B.5.2. En vertu de l'article 13 du règlement (CEE) n° 1408/71 du Conseil du 14 juin 1971 relatif à l'application des régimes de sécurité sociale aux travailleurs salariés, aux travailleurs non salariés et aux membres de leur famille qui se déplacent à l'intérieur de la Communauté, la législation de l'Etat membre où l'intéressé exerce ses activités salariées est applicable même s'il réside sur le territoire d'un autre Etat membre.
Etant donné que dans certains pays, comme les Pays-Bas, les allocations familiales sont conçues d'une manière différente de celle qui a cours en Belgique, certains enfants n'entrent pas en ligne de compte, en vertu de la législation étrangère, pour les allocations familiales, alors qu'ils seraient pris en compte à cette fin en vertu de la législation belge.
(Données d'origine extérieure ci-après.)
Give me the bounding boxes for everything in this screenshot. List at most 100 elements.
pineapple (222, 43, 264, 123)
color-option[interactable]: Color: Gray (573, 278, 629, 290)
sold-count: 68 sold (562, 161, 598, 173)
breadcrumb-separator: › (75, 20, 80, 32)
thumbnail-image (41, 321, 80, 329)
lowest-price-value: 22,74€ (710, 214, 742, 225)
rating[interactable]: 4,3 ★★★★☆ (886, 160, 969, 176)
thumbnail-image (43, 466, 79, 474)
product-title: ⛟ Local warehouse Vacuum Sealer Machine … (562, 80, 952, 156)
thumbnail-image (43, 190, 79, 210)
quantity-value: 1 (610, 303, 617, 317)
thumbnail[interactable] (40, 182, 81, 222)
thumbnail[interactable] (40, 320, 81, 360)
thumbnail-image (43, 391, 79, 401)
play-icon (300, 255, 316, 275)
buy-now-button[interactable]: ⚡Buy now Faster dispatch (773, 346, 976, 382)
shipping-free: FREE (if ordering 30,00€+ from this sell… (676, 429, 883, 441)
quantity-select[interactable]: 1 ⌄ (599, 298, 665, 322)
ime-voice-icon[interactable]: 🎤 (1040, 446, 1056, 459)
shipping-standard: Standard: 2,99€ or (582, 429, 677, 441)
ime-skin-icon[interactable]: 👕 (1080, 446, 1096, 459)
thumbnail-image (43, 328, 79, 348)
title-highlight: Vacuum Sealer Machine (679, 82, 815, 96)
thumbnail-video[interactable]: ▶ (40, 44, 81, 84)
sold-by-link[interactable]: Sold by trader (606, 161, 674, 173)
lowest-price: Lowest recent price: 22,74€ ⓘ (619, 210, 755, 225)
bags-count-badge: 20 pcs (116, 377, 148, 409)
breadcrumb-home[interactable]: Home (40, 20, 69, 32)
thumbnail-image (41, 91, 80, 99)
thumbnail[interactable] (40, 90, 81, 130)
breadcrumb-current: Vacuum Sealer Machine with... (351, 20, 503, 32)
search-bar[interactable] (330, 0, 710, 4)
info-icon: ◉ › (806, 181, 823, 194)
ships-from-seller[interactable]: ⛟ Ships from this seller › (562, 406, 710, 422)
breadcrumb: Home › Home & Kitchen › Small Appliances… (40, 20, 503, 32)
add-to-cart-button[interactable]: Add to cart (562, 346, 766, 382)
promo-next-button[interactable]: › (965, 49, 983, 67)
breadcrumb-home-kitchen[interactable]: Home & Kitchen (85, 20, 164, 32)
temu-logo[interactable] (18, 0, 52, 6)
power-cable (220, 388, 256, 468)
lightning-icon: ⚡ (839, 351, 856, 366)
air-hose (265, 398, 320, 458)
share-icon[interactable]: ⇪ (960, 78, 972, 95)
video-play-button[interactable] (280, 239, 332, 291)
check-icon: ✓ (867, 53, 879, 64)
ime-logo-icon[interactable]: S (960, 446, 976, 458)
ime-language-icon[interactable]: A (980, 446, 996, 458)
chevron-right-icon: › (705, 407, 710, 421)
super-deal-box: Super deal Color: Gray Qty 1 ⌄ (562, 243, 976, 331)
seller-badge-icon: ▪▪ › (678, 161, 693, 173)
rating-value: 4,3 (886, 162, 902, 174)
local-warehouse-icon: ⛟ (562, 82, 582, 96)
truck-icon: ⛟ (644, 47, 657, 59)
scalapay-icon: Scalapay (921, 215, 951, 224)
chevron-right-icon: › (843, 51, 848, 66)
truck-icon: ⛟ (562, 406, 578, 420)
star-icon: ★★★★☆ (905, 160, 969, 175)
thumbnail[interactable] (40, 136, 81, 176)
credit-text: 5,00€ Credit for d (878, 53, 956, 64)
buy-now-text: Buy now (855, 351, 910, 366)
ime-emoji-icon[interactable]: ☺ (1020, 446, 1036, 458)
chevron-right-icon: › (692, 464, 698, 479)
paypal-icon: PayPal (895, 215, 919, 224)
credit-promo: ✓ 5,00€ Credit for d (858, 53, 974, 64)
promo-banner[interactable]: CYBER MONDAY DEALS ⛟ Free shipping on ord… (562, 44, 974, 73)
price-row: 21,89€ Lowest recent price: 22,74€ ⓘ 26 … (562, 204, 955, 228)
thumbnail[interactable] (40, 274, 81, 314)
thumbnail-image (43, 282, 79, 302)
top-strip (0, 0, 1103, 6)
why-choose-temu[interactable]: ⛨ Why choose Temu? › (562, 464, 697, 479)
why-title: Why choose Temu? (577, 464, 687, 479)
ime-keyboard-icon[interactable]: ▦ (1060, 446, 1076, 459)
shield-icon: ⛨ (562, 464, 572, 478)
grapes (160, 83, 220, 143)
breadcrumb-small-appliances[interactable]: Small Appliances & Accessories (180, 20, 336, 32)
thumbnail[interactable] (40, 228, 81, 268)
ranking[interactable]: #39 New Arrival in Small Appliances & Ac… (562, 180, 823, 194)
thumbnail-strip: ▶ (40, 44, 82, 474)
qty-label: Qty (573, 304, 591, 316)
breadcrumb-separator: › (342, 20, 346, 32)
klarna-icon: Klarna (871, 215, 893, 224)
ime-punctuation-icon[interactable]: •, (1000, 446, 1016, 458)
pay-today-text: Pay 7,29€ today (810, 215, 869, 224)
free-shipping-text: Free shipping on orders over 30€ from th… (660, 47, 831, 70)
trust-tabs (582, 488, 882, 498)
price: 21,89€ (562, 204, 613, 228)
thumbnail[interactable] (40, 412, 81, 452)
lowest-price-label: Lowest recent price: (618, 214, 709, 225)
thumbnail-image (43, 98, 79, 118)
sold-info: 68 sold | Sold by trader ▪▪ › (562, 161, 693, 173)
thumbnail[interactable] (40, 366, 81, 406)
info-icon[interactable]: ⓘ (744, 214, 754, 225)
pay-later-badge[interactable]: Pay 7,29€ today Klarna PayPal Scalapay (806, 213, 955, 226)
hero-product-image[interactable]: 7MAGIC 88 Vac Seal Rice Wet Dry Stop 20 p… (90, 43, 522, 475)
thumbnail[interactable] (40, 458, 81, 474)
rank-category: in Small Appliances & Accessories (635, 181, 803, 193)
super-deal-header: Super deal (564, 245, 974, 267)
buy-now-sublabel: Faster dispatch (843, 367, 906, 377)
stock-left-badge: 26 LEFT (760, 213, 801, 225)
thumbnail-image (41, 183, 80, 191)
Par suite de la disposition entreprise, certains contribuables seraient donc exclus de la réduction du précompte immobilier.
B.5.3. Dans son arrêt n° 126/99, la Cour a toutefois estimé que l'article 257, § 1er, 2°, du Code des impôts sur les revenus tel qu'il a été remplacé par l'article 3 du décret de la Région flamande du 9 juin 1998 « contenant des dispositions modifiant le Code des impôts sur les revenus, pour ce qui concerne le précompte immobilier », accorde la réduction pour « tous les enfants qui, en Belgique, sont ou seraient admis au bénéfice des allocations familiales, sans aucune [limitation] aux allocations familiales d'origine belge et indépendamment des conditions auxquelles ces allocations sont accordées dans le pays où est exercé l'emploi ».
Il s'ensuit que la réduction est accordée non seulement pour les enfants qui sont admis au bénéfice des allocations familiales en Belgique et pour les enfants qui sont admis au bénéfice des allocations familiales dans le pays où l'intéressé est occupé, mais également pour les enfants qui ne sont pas admis au bénéfice des allocations familiales dans le pays d'occupation mais qui le seraient en Belgique.
B.5.4. Pareille portée ne vide pas le décret présentement entrepris de tout sens. En effet, en prévoyant que la réduction du précompte immobilier doit être demandée par l'intéressé, le législateur décrétal a entendu remédier à un problème d'ordre pratique : « Etant donné que le groupe d'enfants en question n'est pas automatiquement détectable par le biais des bases de données consultées, l'ayant droit (à la réduction du précompte immobilier) devra annuellement prouver son droit en produisant une attestation de scolarité. C'est pour cette raison que la réduction n'est accordée qu'à la demande de l'intéressé. » (Doc., Parlement flamand, 1998-1999, n° 1359/1, p.2, et n° 1359/2, p. 3) La circonstance que cette procédure de demande ne soit pas applicable à toutes les catégories qui ne sont pas détectables par le biais des banques de données susvisées ne prive pas le décret entrepris de toute justification. Il appartient au législateur décrétal de déterminer à quelles catégories de contribuables la réduction du précompte immobilier n'est pas accordée automatiquement, mais uniquement sur demande.
L'exclusion de l'attribution automatique ne saurait être considérée comme une conséquence disproportionnée de la mesure critiquée : elle n'a pas pour effet que les contribuables qui remplissent les conditions de la réduction d'impôt mais qui n'entrent pas en ligne de compte pour son attribution automatique parce qu'ils ne figurent pas dans les banques de données existantes, soient privés pour cette raison du bénéfice de la réduction.
B.6. Il résulte de ce qui précède que les contribuables travaillant à l'étranger qui n'habitent ou ne travaillent pas dans la zone frontalière ne sont pas exclus de la réduction du précompte immobilier. Le moyen ne peut être accueilli.
Par ces motifs, la Cour rejette le recours.
Ainsi prononcé en langue néerlandaise, en langue française et en langue allemande, conformément à l'article 65 de la loi spéciale du 6 janvier 1989 sur la Cour d'arbitrage, à l'audience publique du 29 mars 2001, par le siège précité, dans lequel pour le prononcé, le président G. De Baets, admis à la retraite postérieurement au délibéré, est remplacé par le président H. Boel et le juge E. Cerexhe par le juge J. Delruelle, conformément à l'article 110 de la même loi.